Moderne Software- und IT-Lösungen sparen bereits in der Planungsphase
Anlagenplanung unter der Lupe

Der Anlagenbau durchlebt zur Jahrtausendwende große Veränderungen. Moderne Software zur Anlagenplanung und Anlagensimulation, aber auch neue Kommunikationstechnologien wie das Internet beeinflussen die Planungs-abläufe und das Umfeld der Anlagenplanung. Prof. Dr. Michael Bruns, Leiter der Entwicklung bei der Axiva und Mitglied des Interkama-Vorstandes, stellte sich zu diesem Thema den Fragen der cav-Redaktion.

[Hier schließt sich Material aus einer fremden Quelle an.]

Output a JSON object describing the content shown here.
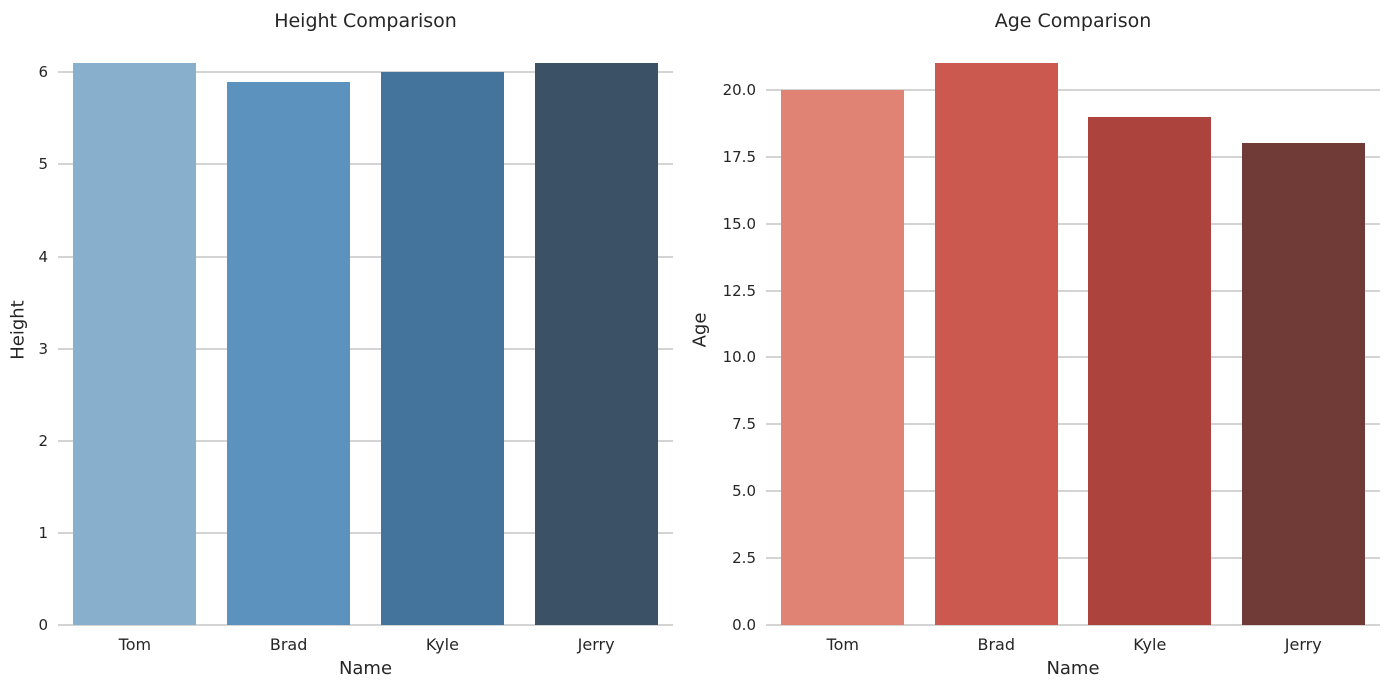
{
  "figure": {
    "background": "#ffffff",
    "text_color": "#262626",
    "grid_color": "#d4d4d4"
  },
  "chart_data": [
    {
      "type": "bar",
      "title": "Height Comparison",
      "xlabel": "Name",
      "ylabel": "Height",
      "categories": [
        "Tom",
        "Brad",
        "Kyle",
        "Jerry"
      ],
      "values": [
        6.1,
        5.9,
        6.0,
        6.1
      ],
      "bar_colors": [
        "#88AFCC",
        "#5C92BE",
        "#44749C",
        "#3B5166"
      ],
      "ylim": [
        0,
        6.405
      ],
      "yticks": [
        0,
        1,
        2,
        3,
        4,
        5,
        6
      ],
      "ytick_labels": [
        "0",
        "1",
        "2",
        "3",
        "4",
        "5",
        "6"
      ],
      "grid": "y",
      "legend": "none"
    },
    {
      "type": "bar",
      "title": "Age Comparison",
      "xlabel": "Name",
      "ylabel": "Age",
      "categories": [
        "Tom",
        "Brad",
        "Kyle",
        "Jerry"
      ],
      "values": [
        20,
        21,
        19,
        18
      ],
      "bar_colors": [
        "#E08274",
        "#CB5950",
        "#AC433D",
        "#703B37"
      ],
      "ylim": [
        0,
        22.05
      ],
      "yticks": [
        0,
        2.5,
        5,
        7.5,
        10,
        12.5,
        15,
        17.5,
        20
      ],
      "ytick_labels": [
        "0.0",
        "2.5",
        "5.0",
        "7.5",
        "10.0",
        "12.5",
        "15.0",
        "17.5",
        "20.0"
      ],
      "grid": "y",
      "legend": "none"
    }
  ]
}
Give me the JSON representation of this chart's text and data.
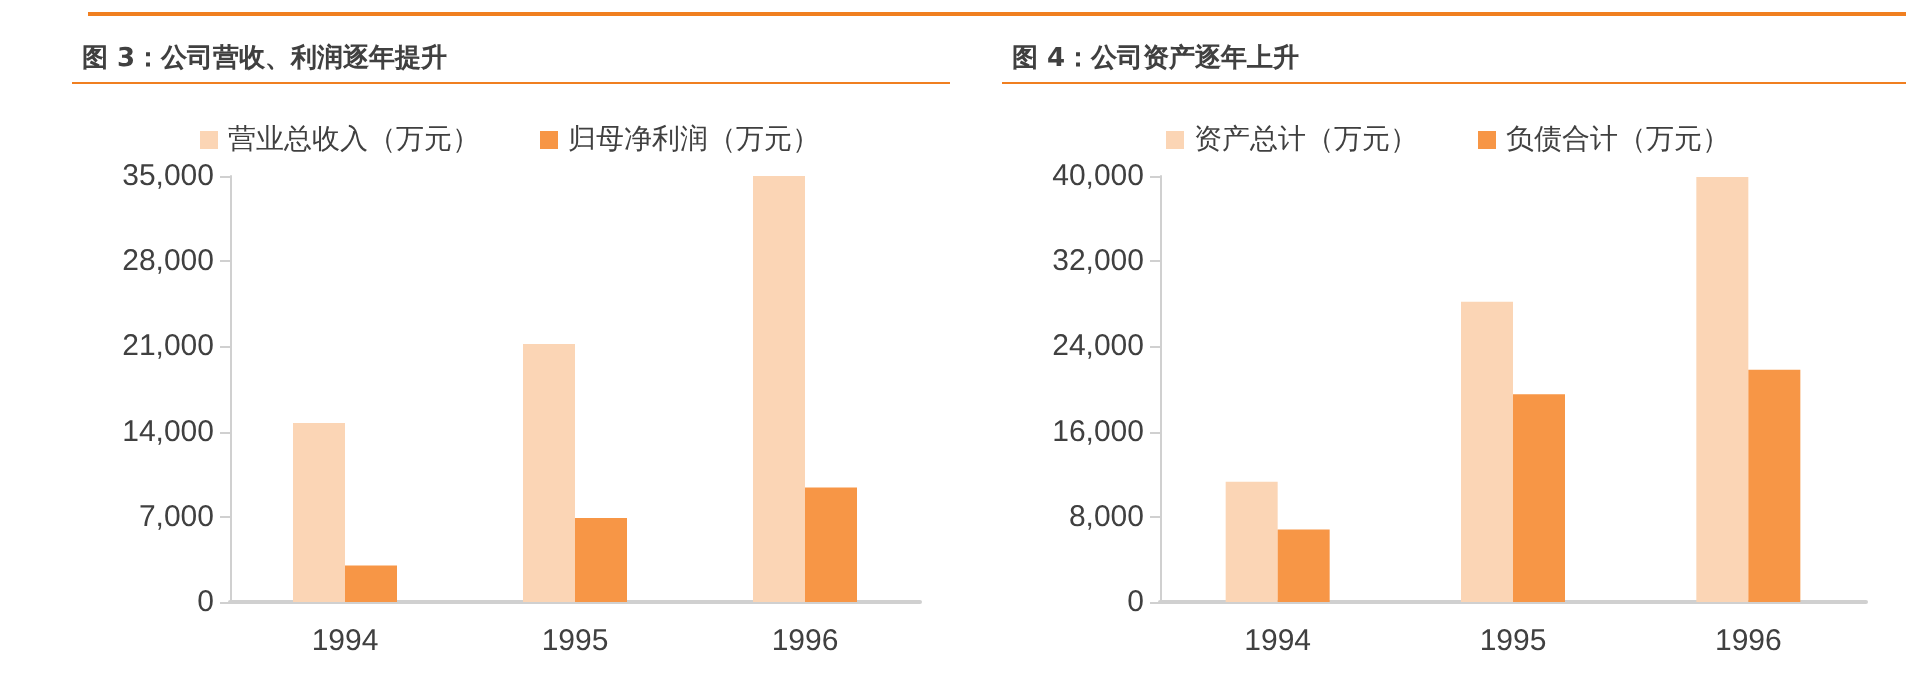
{
  "chart_data": [
    {
      "type": "bar",
      "title": "图 3：公司营收、利润逐年提升",
      "categories": [
        "1994",
        "1995",
        "1996"
      ],
      "series": [
        {
          "name": "营业总收入（万元）",
          "color": "#fbd5b5",
          "values": [
            14700,
            21200,
            35000
          ]
        },
        {
          "name": "归母净利润（万元）",
          "color": "#f79646",
          "values": [
            3000,
            6900,
            9400
          ]
        }
      ],
      "ylim": [
        0,
        35000
      ],
      "yticks": [
        0,
        {
          "value": 7000,
          "label": "7,000"
        },
        {
          "value": 14000,
          "label": "14,000"
        },
        {
          "value": 21000,
          "label": "21,000"
        },
        {
          "value": 28000,
          "label": "28,000"
        },
        {
          "value": 35000,
          "label": "35,000"
        }
      ],
      "legend": "top"
    },
    {
      "type": "bar",
      "title": "图 4：公司资产逐年上升",
      "categories": [
        "1994",
        "1995",
        "1996"
      ],
      "series": [
        {
          "name": "资产总计（万元）",
          "color": "#fbd5b5",
          "values": [
            11300,
            28200,
            39900
          ]
        },
        {
          "name": "负债合计（万元）",
          "color": "#f79646",
          "values": [
            6800,
            19500,
            21800
          ]
        }
      ],
      "ylim": [
        0,
        40000
      ],
      "yticks": [
        0,
        {
          "value": 8000,
          "label": "8,000"
        },
        {
          "value": 16000,
          "label": "16,000"
        },
        {
          "value": 24000,
          "label": "24,000"
        },
        {
          "value": 32000,
          "label": "32,000"
        },
        {
          "value": 40000,
          "label": "40,000"
        }
      ],
      "legend": "top"
    }
  ]
}
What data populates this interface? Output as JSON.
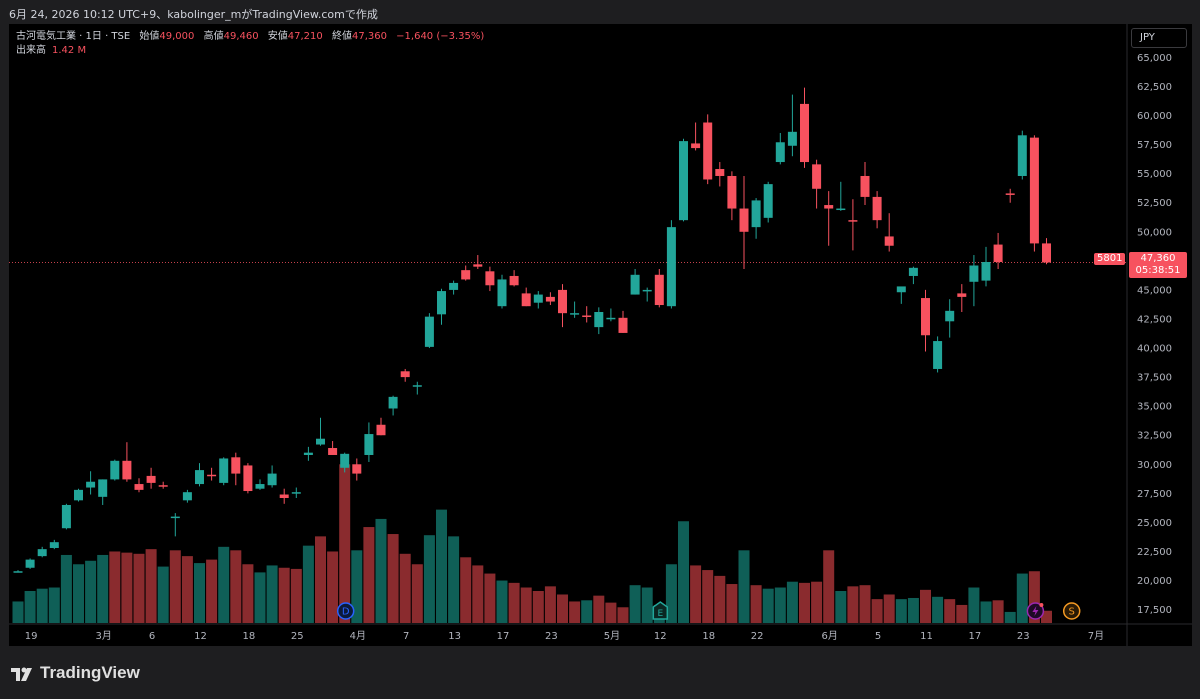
{
  "topbar": {
    "text": "6月 24, 2026 10:12 UTC+9、kabolinger_mがTradingView.comで作成"
  },
  "legend": {
    "symbol": "古河電気工業 · 1日 · TSE",
    "open_label": "始値",
    "open": "49,000",
    "high_label": "高値",
    "high": "49,460",
    "low_label": "安値",
    "low": "47,210",
    "close_label": "終値",
    "close": "47,360",
    "change": "−1,640 (−3.35%)",
    "volume_label": "出来高",
    "volume": "1.42 M"
  },
  "currency": "JPY",
  "price_badge": {
    "symbol_code": "5801",
    "price": "47,360",
    "countdown": "05:38:51"
  },
  "brand": "TradingView",
  "colors": {
    "up": "#22a69a",
    "down": "#f7525f",
    "up_vol": "#0f5f57",
    "down_vol": "#8a2b2e",
    "event_d": "#2962ff",
    "event_e": "#22a69a",
    "event_s": "#f59a23",
    "event_split": "#9c27b0"
  },
  "chart_data": {
    "type": "candlestick",
    "y_ticks": [
      17500,
      20000,
      22500,
      25000,
      27500,
      30000,
      32500,
      35000,
      37500,
      40000,
      42500,
      45000,
      47500,
      50000,
      52500,
      55000,
      57500,
      60000,
      62500,
      65000
    ],
    "y_tick_labels": [
      "17,500",
      "20,000",
      "22,500",
      "25,000",
      "27,500",
      "30,000",
      "32,500",
      "35,000",
      "37,500",
      "40,000",
      "42,500",
      "45,000",
      "47,500",
      "50,000",
      "52,500",
      "55,000",
      "57,500",
      "60,000",
      "62,500",
      "65,000"
    ],
    "x_tick_labels": [
      {
        "i": 1,
        "label": "19"
      },
      {
        "i": 7,
        "label": "3月"
      },
      {
        "i": 11,
        "label": "6"
      },
      {
        "i": 15,
        "label": "12"
      },
      {
        "i": 19,
        "label": "18"
      },
      {
        "i": 23,
        "label": "25"
      },
      {
        "i": 28,
        "label": "4月"
      },
      {
        "i": 32,
        "label": "7"
      },
      {
        "i": 36,
        "label": "13"
      },
      {
        "i": 40,
        "label": "17"
      },
      {
        "i": 44,
        "label": "23"
      },
      {
        "i": 49,
        "label": "5月"
      },
      {
        "i": 53,
        "label": "12"
      },
      {
        "i": 57,
        "label": "18"
      },
      {
        "i": 61,
        "label": "22"
      },
      {
        "i": 67,
        "label": "6月"
      },
      {
        "i": 71,
        "label": "5"
      },
      {
        "i": 75,
        "label": "11"
      },
      {
        "i": 79,
        "label": "17"
      },
      {
        "i": 83,
        "label": "23"
      },
      {
        "i": 89,
        "label": "7月"
      }
    ],
    "candles": [
      [
        20800,
        20900,
        20700,
        20800
      ],
      [
        21100,
        21900,
        21000,
        21800
      ],
      [
        22100,
        22900,
        22000,
        22700
      ],
      [
        22800,
        23500,
        22700,
        23300
      ],
      [
        24500,
        26600,
        24400,
        26500
      ],
      [
        26900,
        27900,
        26800,
        27800
      ],
      [
        28000,
        29400,
        27400,
        28500
      ],
      [
        27200,
        28700,
        26500,
        28700
      ],
      [
        28700,
        30400,
        28600,
        30300
      ],
      [
        30300,
        31900,
        28500,
        28700
      ],
      [
        28300,
        28800,
        27600,
        27800
      ],
      [
        29000,
        29700,
        27900,
        28400
      ],
      [
        28200,
        28500,
        27900,
        28100
      ],
      [
        25500,
        25800,
        23800,
        25500
      ],
      [
        26900,
        27800,
        26700,
        27600
      ],
      [
        28300,
        30100,
        28100,
        29500
      ],
      [
        29100,
        29700,
        28600,
        29000
      ],
      [
        28400,
        30600,
        28200,
        30500
      ],
      [
        30600,
        31000,
        28200,
        29200
      ],
      [
        29900,
        30100,
        27500,
        27700
      ],
      [
        27900,
        28700,
        27800,
        28300
      ],
      [
        28200,
        29900,
        28000,
        29200
      ],
      [
        27400,
        27900,
        26600,
        27100
      ],
      [
        27600,
        28000,
        27100,
        27600
      ],
      [
        30800,
        31500,
        30300,
        31000
      ],
      [
        31700,
        34000,
        31600,
        32200
      ],
      [
        31400,
        32000,
        31000,
        30800
      ],
      [
        29700,
        31000,
        29300,
        30900
      ],
      [
        30000,
        30500,
        28600,
        29200
      ],
      [
        30800,
        33600,
        30200,
        32600
      ],
      [
        33400,
        34000,
        32500,
        32500
      ],
      [
        34800,
        35900,
        34200,
        35800
      ],
      [
        38000,
        38200,
        37100,
        37500
      ],
      [
        36800,
        37100,
        36000,
        36800
      ],
      [
        40100,
        43000,
        40000,
        42700
      ],
      [
        42900,
        45100,
        42000,
        44900
      ],
      [
        45000,
        45800,
        44600,
        45600
      ],
      [
        46700,
        47100,
        45800,
        45900
      ],
      [
        47200,
        48000,
        46800,
        47000
      ],
      [
        46600,
        47000,
        44900,
        45400
      ],
      [
        43600,
        46300,
        43400,
        45900
      ],
      [
        46200,
        46700,
        45300,
        45400
      ],
      [
        44700,
        45200,
        43600,
        43600
      ],
      [
        43900,
        44900,
        43400,
        44600
      ],
      [
        44400,
        44800,
        43700,
        44000
      ],
      [
        45000,
        45500,
        41800,
        43000
      ],
      [
        43000,
        44000,
        42600,
        43000
      ],
      [
        42800,
        43600,
        42200,
        42700
      ],
      [
        41800,
        43500,
        41200,
        43100
      ],
      [
        42600,
        43400,
        42300,
        42600
      ],
      [
        42600,
        43200,
        41300,
        41300
      ],
      [
        44600,
        46800,
        44600,
        46300
      ],
      [
        45000,
        45200,
        44000,
        45000
      ],
      [
        46300,
        46800,
        43500,
        43700
      ],
      [
        43600,
        51000,
        43400,
        50400
      ],
      [
        51000,
        58000,
        50900,
        57800
      ],
      [
        57600,
        59400,
        57000,
        57200
      ],
      [
        59400,
        60100,
        54100,
        54500
      ],
      [
        55400,
        56000,
        53900,
        54800
      ],
      [
        54800,
        55200,
        51000,
        52000
      ],
      [
        52000,
        54800,
        46800,
        50000
      ],
      [
        50400,
        52900,
        49400,
        52700
      ],
      [
        51200,
        54300,
        50800,
        54100
      ],
      [
        56000,
        58500,
        55800,
        57700
      ],
      [
        57400,
        61800,
        56500,
        58600
      ],
      [
        61000,
        62400,
        55500,
        56000
      ],
      [
        55800,
        56200,
        52000,
        53700
      ],
      [
        52300,
        53500,
        48800,
        52000
      ],
      [
        52000,
        54300,
        51800,
        52000
      ],
      [
        51000,
        52800,
        48400,
        50900
      ],
      [
        54800,
        56000,
        52300,
        53000
      ],
      [
        53000,
        53500,
        50300,
        51000
      ],
      [
        49600,
        51600,
        48300,
        48800
      ],
      [
        44800,
        45200,
        43800,
        45300
      ],
      [
        46200,
        47000,
        45500,
        46900
      ],
      [
        44300,
        45000,
        39700,
        41100
      ],
      [
        38200,
        41000,
        37900,
        40600
      ],
      [
        42300,
        44200,
        40900,
        43200
      ],
      [
        44700,
        45500,
        43100,
        44400
      ],
      [
        45700,
        48000,
        43600,
        47100
      ],
      [
        45800,
        48700,
        45300,
        47400
      ],
      [
        48900,
        49900,
        46800,
        47400
      ],
      [
        53300,
        53700,
        52500,
        53200
      ],
      [
        54800,
        58700,
        54500,
        58300
      ],
      [
        58100,
        58300,
        48300,
        49000
      ],
      [
        49000,
        49460,
        47210,
        47360
      ]
    ],
    "volumes": [
      [
        18200,
        1
      ],
      [
        19100,
        1
      ],
      [
        19300,
        1
      ],
      [
        19400,
        1
      ],
      [
        22200,
        1
      ],
      [
        21400,
        1
      ],
      [
        21700,
        1
      ],
      [
        22200,
        1
      ],
      [
        22500,
        0
      ],
      [
        22400,
        0
      ],
      [
        22300,
        0
      ],
      [
        22700,
        0
      ],
      [
        21200,
        1
      ],
      [
        22600,
        0
      ],
      [
        22100,
        0
      ],
      [
        21500,
        1
      ],
      [
        21800,
        0
      ],
      [
        22900,
        1
      ],
      [
        22600,
        0
      ],
      [
        21400,
        0
      ],
      [
        20700,
        1
      ],
      [
        21300,
        1
      ],
      [
        21100,
        0
      ],
      [
        21000,
        0
      ],
      [
        23000,
        1
      ],
      [
        23800,
        0
      ],
      [
        22500,
        0
      ],
      [
        30000,
        0
      ],
      [
        22600,
        1
      ],
      [
        24600,
        0
      ],
      [
        25300,
        1
      ],
      [
        24000,
        0
      ],
      [
        22300,
        0
      ],
      [
        21400,
        0
      ],
      [
        23900,
        1
      ],
      [
        26100,
        1
      ],
      [
        23800,
        1
      ],
      [
        22000,
        0
      ],
      [
        21300,
        0
      ],
      [
        20600,
        0
      ],
      [
        20000,
        1
      ],
      [
        19800,
        0
      ],
      [
        19400,
        0
      ],
      [
        19100,
        0
      ],
      [
        19500,
        0
      ],
      [
        18800,
        0
      ],
      [
        18200,
        0
      ],
      [
        18300,
        1
      ],
      [
        18700,
        0
      ],
      [
        18100,
        0
      ],
      [
        17700,
        0
      ],
      [
        19600,
        1
      ],
      [
        19400,
        1
      ],
      [
        17900,
        1
      ],
      [
        21400,
        1
      ],
      [
        25100,
        1
      ],
      [
        21300,
        0
      ],
      [
        20900,
        0
      ],
      [
        20400,
        0
      ],
      [
        19700,
        0
      ],
      [
        22600,
        1
      ],
      [
        19600,
        0
      ],
      [
        19300,
        1
      ],
      [
        19400,
        1
      ],
      [
        19900,
        1
      ],
      [
        19800,
        0
      ],
      [
        19900,
        0
      ],
      [
        22600,
        0
      ],
      [
        19100,
        1
      ],
      [
        19500,
        0
      ],
      [
        19600,
        0
      ],
      [
        18400,
        0
      ],
      [
        18800,
        0
      ],
      [
        18400,
        1
      ],
      [
        18500,
        1
      ],
      [
        19200,
        0
      ],
      [
        18600,
        1
      ],
      [
        18400,
        0
      ],
      [
        17900,
        0
      ],
      [
        19400,
        1
      ],
      [
        18200,
        1
      ],
      [
        18300,
        0
      ],
      [
        17300,
        1
      ],
      [
        20600,
        1
      ],
      [
        20800,
        0
      ],
      [
        17400,
        0
      ]
    ],
    "events": [
      {
        "i": 27,
        "label": "D"
      },
      {
        "i": 53,
        "label": "E"
      },
      {
        "i": 84,
        "label": "split"
      },
      {
        "i": 87,
        "label": "S"
      }
    ]
  }
}
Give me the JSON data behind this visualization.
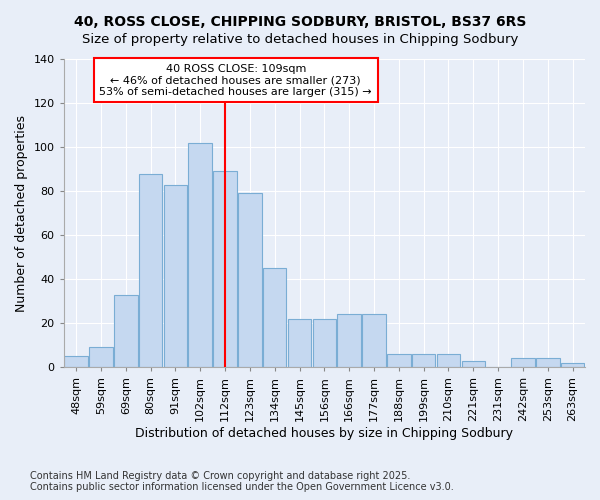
{
  "title_line1": "40, ROSS CLOSE, CHIPPING SODBURY, BRISTOL, BS37 6RS",
  "title_line2": "Size of property relative to detached houses in Chipping Sodbury",
  "xlabel": "Distribution of detached houses by size in Chipping Sodbury",
  "ylabel": "Number of detached properties",
  "footer": "Contains HM Land Registry data © Crown copyright and database right 2025.\nContains public sector information licensed under the Open Government Licence v3.0.",
  "categories": [
    "48sqm",
    "59sqm",
    "69sqm",
    "80sqm",
    "91sqm",
    "102sqm",
    "112sqm",
    "123sqm",
    "134sqm",
    "145sqm",
    "156sqm",
    "166sqm",
    "177sqm",
    "188sqm",
    "199sqm",
    "210sqm",
    "221sqm",
    "231sqm",
    "242sqm",
    "253sqm",
    "263sqm"
  ],
  "values": [
    5,
    9,
    33,
    88,
    83,
    102,
    89,
    79,
    45,
    22,
    22,
    24,
    24,
    6,
    6,
    6,
    3,
    0,
    4,
    4,
    2
  ],
  "bar_color": "#c5d8f0",
  "bar_edge_color": "#7aadd4",
  "vline_color": "red",
  "annotation_text": "40 ROSS CLOSE: 109sqm\n← 46% of detached houses are smaller (273)\n53% of semi-detached houses are larger (315) →",
  "annotation_box_color": "white",
  "annotation_box_edge": "red",
  "ylim": [
    0,
    140
  ],
  "yticks": [
    0,
    20,
    40,
    60,
    80,
    100,
    120,
    140
  ],
  "bg_color": "#e8eef8",
  "grid_color": "white",
  "title_fontsize": 10,
  "axis_label_fontsize": 9,
  "tick_fontsize": 8,
  "footer_fontsize": 7
}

Die Prozesstechnik gehört zwar zu den ausgereiftesten Technologien der heutigen Industrielandschaft, doch man ist noch lange nicht am Ende. So erwarten Fachleute deutliche Weiterentwicklungen dort, wo für bestehende Prozesse Reaktion und Trennung mit dem Ziel der Verbesserung der Wirtschaftlichkeit, z. B. durch Verringerung von Investitionskosten oder durch Erhöhung von Ausbeuten, gekoppelt werden. Beispielhaft sind hier Forschungsvorhaben wie BMBF- und EU-Projekte zur Reaktivdestillation zu nennen.

Fortschritte werden zukünftig auch in der Prozessführung erzielt, z. B. durch Miniaturisierung der Arbeitsvolumina in der Mikroreaktionstechnik oder durch bessere Modellkenntnisse zur Reaktionsaufklärung, die durch gekoppelte Betrachtung von Misch- und Reaktionsvorgängen in der CFD-Technik entstehen.
Ein weiterer wichtiger Punkt ist die Integration des Know-hows über den Lebenslauf eines Produktionsprozesses. Dieser beginnt lange vor dem Basic Engineering und endet mit der Ausmusterung der Anlagen. In den frühen Phasen des Lebenslaufes werden heute zwangsläufig immer noch heterogene Tools eingesetzt, die nicht einmal vorwärts koppelbar sind. Zur Integration über die Disziplinen in den frühen Phasen der Prozessentwicklung gibt es derzeit Anstrengungen an den Hochschulen (z. B. SFB 476 Improve der RWTH Aachen, ProSyn der Uni Dortmund …). Den größten Einfluß auf die Prozesstechnik haben zukünftig allerdings neue Informationstechnologien, die bereits in der Anlagenplanung greifen.
cav Die Verfahrens- und Prozesstechnik unterliegt derzeit einem umfassenden Wandel. Neue Computer- und Informationstechnologien sind hierfür in erster Linie verantwortlich. Wo sehen Sie die gravierendsten Unterschiede in der Anlagenplanung heute und vor zehn Jahren?
Prof. Bruns Die wesentlichen Änderungen sehe ich zum einen in den Planungstools und den Planungsabläufen selbst und zum anderen im Umfeld der Planung. Der Druck auf die Entwicklungszeiten erzwingt eine Parallelisierung der Planungsabläufe. Auch neue technische Entwicklungen wie Feldbus-Systeme legen nahe, die Grenzen zwischen maschinenbaulicher Planung und leittechnischer Planung aufzuheben. Die Planungstools sind inzwischen durchgängig, d. h. über alle Gewerke einerseits und alle Phasen von Basic Engineering bis zur Inbetriebsetzung andererseits einsetzbar.
cav Es wird sich also das sogenannte „Simultane Engineering“ durchsetzen.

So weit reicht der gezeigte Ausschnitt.